Now, cyber-security blogger Brian Krebs has revealed the company's Argentinian operation was using the default 'admin' and 'admin' combination as a username and password to access its employee interface in the country.
Equifax says it closed the vulnerability as soon as it learned of it.
"We learned of a potential vulnerability in an internal portal in Argentina which was not in any way connected to the cyber-security event that occurred in the United States last week," a spokeswoman for the company told the BBC.
The company says it has no evidence at this stage that any consumers have been "negatively affected" by the breach.
Meanwhile in the US, Equifax remains under fire for the massive breach of hundreds of millions of pieces of data, which took the firm six weeks to make public.
In Washington, 36 senators called for a federal investigation on Tuesday, into why three executives sold £1.5m of company stock after the company discovered the breach, but before it was made public.

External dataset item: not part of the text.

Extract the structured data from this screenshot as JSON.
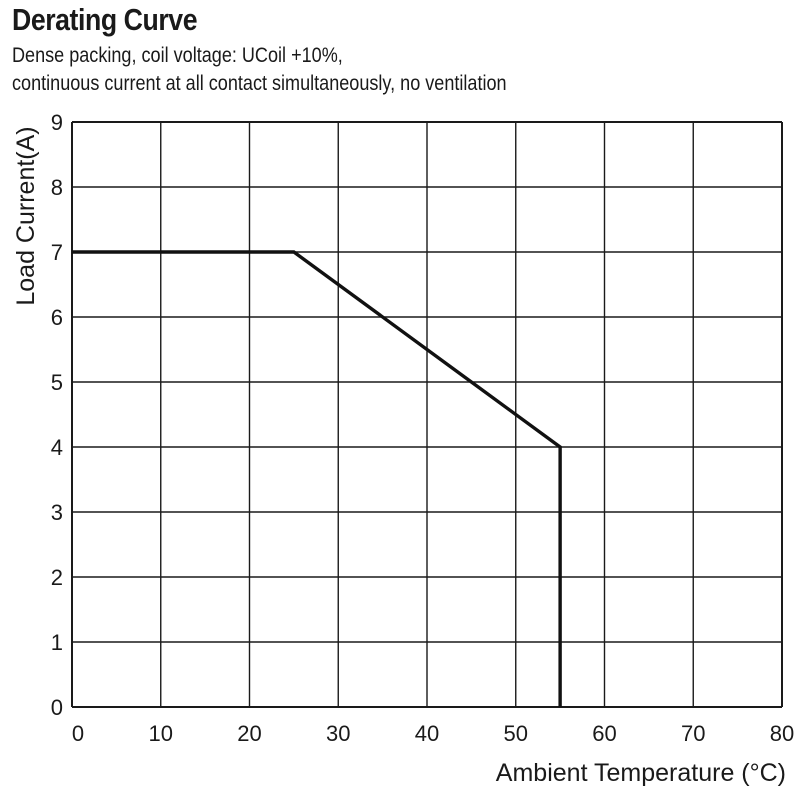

A number of law firms and legal advice organisations were also encouraging consumers to join class action lawsuits against the company, or start their own legal action in local small claims courts.
Equifax shares closed down 14.59% in New York on Wednesday, having lost 30.09% in the last five sessions.
The scandal has had wider implications on the US credit reporting industry too, with Experian down 2.14% in London at 1143 BST, following Transunion which fell 8.49% on Wall Street on Wednesday.
Senator Mark Warren, a Democrat representing Virginia, led the political charge of concern over the security of credit reporting agency data, asking the Federal Trade Commission to investigate whether the three firms have "adequate" cyber-security in place.
Warren's letter was "one of several examples of the heightened political and legal activity surrounding this controversy," noted analysts at Barclays in a Thursday morning note.
Two of the three US credit reporting agencies also operate in the UK - Equifax and Experian.
The third main UK agency, Callcredit, is owned by Chicago-based private equity giant GTCR.